# Error 500 OK



## madUber74 (Jun 3, 2015)

Installed newest Android version of driver app (3.49.2) today and tonight I'm getting an error "Error 500 OK" after concluding each trip. Anyone have any clue what this is?


----------



## Don Oldenburg (Jul 17, 2015)

NO, but it started happening to me on my last three trips as well. I was concerned that it didn't record my trips -- but it did. I sent email to support... but haven't heard back from them yet.


----------



## Dillanwasx (Aug 7, 2015)

Don Oldenburg said:


> ... *but haven't heard back from them yet*.


Now there's a shocker.!


----------



## Drifter (Jul 28, 2015)

Uber is getting so big now, you know. Got to keep coming out with updated versions with bugs and glitches.


----------



## daniel mondello (Jul 5, 2015)

I am getting that so I shut down my phone and restart. It helps


----------



## sidewazzz (Jun 30, 2015)

Same, Anyone else having to rate pax twice as well?


----------



## JohnF (Mar 20, 2015)

sidewazzz said:


> Same, Anyone else having to rate pax twice as well?


I thought it was me fat fingering ... now I realize its Uber doing the fingering


----------



## ginseng41 (Nov 30, 2014)

I'm getting this as well as a forbidden 403 one


----------



## Horsebm (Jul 21, 2015)

sidewazzz said:


> Same, Anyone else having to rate pax twice as well?


My app also has me rating a pax twice. not all the time, but more than I would like.


----------



## flameoff (Jul 10, 2015)

sidewazzz said:


> Same, Anyone else having to rate pax twice as well?


Somehow tonight's trip, I didn't get to rate PAX.....just went straight to the Uber's main screen, tried to go offline but there was no such option on top right corner for more than legit 3 min. Ended up closing the app and restarted.


----------



## Disgusted Driver (Jan 9, 2015)

I'm getting the error 500 OK too BUT at least it isn't freezing on me when I arrive anymore. That was sucking big time because I had to reboot my phone to get it to let me start. Nothing like being at the mercy of the evil overlord.


----------



## cfluser (Jun 15, 2015)

I'm getting g malformed request. Dammit


----------



## Emp9 (Apr 9, 2015)

sidewazzz said:


> Same, Anyone else having to rate pax twice as well?

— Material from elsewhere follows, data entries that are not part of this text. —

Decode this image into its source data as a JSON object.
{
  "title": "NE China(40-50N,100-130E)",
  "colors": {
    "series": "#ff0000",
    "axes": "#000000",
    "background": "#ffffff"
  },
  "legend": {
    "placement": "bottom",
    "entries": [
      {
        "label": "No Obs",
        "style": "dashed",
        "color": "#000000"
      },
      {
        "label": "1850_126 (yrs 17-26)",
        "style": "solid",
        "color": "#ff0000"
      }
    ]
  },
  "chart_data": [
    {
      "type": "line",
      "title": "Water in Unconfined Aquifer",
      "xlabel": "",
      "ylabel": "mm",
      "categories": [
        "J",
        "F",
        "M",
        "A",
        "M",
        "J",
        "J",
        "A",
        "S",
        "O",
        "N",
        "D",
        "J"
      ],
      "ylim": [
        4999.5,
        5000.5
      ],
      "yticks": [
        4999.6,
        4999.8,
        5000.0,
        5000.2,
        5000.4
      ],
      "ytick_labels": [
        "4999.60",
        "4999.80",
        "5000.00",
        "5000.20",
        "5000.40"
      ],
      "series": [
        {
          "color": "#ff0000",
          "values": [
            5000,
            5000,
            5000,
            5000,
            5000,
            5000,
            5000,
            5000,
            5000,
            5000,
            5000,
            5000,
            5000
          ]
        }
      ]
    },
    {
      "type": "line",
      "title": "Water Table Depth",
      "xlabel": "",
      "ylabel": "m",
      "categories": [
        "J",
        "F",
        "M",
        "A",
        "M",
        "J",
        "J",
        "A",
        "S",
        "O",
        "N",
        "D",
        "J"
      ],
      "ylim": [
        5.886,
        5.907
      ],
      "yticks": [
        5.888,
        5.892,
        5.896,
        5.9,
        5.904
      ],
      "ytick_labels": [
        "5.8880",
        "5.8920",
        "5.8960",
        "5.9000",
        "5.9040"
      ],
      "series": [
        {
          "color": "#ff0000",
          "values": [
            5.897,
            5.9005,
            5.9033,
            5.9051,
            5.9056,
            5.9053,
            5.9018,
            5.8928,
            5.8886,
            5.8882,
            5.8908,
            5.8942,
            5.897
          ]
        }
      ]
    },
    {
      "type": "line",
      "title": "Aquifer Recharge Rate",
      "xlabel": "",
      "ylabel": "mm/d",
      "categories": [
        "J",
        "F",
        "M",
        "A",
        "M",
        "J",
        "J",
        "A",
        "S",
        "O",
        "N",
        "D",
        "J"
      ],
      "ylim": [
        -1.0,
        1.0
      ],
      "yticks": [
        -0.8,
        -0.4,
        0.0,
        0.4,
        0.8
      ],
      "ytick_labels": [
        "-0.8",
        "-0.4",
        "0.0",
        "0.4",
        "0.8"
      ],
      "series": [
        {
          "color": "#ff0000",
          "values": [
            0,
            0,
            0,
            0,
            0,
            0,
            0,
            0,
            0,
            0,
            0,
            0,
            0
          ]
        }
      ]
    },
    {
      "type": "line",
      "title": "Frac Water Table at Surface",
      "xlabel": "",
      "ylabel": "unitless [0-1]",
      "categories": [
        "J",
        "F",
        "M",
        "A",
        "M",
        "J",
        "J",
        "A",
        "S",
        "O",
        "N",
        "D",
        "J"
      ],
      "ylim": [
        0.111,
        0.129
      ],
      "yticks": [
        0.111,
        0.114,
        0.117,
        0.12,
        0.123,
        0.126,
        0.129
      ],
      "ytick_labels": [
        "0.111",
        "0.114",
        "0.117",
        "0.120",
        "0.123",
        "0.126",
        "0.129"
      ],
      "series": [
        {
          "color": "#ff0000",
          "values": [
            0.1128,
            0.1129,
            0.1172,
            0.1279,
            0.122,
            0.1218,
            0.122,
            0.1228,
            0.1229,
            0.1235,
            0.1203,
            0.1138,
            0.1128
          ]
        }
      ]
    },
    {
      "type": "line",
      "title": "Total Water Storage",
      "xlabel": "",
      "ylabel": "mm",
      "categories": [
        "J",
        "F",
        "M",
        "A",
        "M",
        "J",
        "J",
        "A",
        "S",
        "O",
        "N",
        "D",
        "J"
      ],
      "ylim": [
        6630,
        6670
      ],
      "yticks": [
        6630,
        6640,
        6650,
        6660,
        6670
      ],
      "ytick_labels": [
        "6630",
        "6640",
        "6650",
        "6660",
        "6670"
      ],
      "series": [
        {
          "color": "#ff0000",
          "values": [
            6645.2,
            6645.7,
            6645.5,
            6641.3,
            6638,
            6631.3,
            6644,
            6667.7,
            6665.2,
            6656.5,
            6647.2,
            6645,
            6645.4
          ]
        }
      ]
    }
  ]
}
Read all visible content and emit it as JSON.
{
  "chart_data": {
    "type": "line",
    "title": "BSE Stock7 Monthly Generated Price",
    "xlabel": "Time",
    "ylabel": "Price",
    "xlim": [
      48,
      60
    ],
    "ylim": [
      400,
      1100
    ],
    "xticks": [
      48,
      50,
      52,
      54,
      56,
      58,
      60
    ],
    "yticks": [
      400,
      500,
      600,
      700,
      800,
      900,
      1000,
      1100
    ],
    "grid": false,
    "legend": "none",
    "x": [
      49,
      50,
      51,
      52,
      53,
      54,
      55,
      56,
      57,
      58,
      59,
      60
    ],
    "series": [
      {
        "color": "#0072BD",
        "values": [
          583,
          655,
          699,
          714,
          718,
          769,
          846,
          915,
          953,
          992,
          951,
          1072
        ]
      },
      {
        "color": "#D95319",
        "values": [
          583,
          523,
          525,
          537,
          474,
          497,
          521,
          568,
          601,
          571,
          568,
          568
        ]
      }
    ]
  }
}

 yes i have had both issues since the update tuesday. and it comes up Rate Last rider . i did already. and some times i cant rate the pax at all.


----------



## RainbowPlate (Jul 12, 2015)

A "500 error" regardless of the exact wording simply means the server is busy.


----------



## Unico (Nov 5, 2014)

I got this error today when I switched back from Waze to the uber app to end the trip. Gave me option of cancel or sign out.
After a while I'm able to log in but no sign of the trip, checked the history and its like it never happened...
Anybody else?


----------



## Horsebm (Jul 21, 2015)

How is it that Uber can't figure this out and get it right ?


----------



## Rocker (Aug 23, 2015)

I also got "Error 500 ok" several time when end of trip.


----------



## Goober (Oct 16, 2014)

I've had all of the above..


----------



## madUber74 (Jun 3, 2015)

Unico said:


> I got this error today when I switched back from Waze to the uber app to end the trip. Gave me option of cancel or sign out.
> After a while I'm able to log in but no sign of the trip, checked the history and its like it never happened...
> Anybody else?


I got a "malformed request" this past Friday night (approx 5:45pm Central) at the conclusion of a trip, and for some time after wasn't able to log back in to the system. I finally did get back online and proceeded giving trips the rest of that night however the trip that ended funkily and resulted in the "malformed" error doesn't appear to have been recorded.

I know from experience that sometimes the system gets backed up and trips don't immediately show up in trip history or earnings tabs in dashboard, sometimes not even until the next day. However this one's different, I'm only missing the one trip, I have trips recorded before and after.

After a few emails back and forth with Uber Support, I'm still getting canned responses telling me to wait and eventually the server will get up to date. It's now more than 48 hrs later. Ugh.


----------



## TinyDog (May 24, 2015)

Hey madUber74 , if your trip still isn't there, and your emails haven't been escalated, try emailing the local office. That has worked for me in the past.

Good luck


----------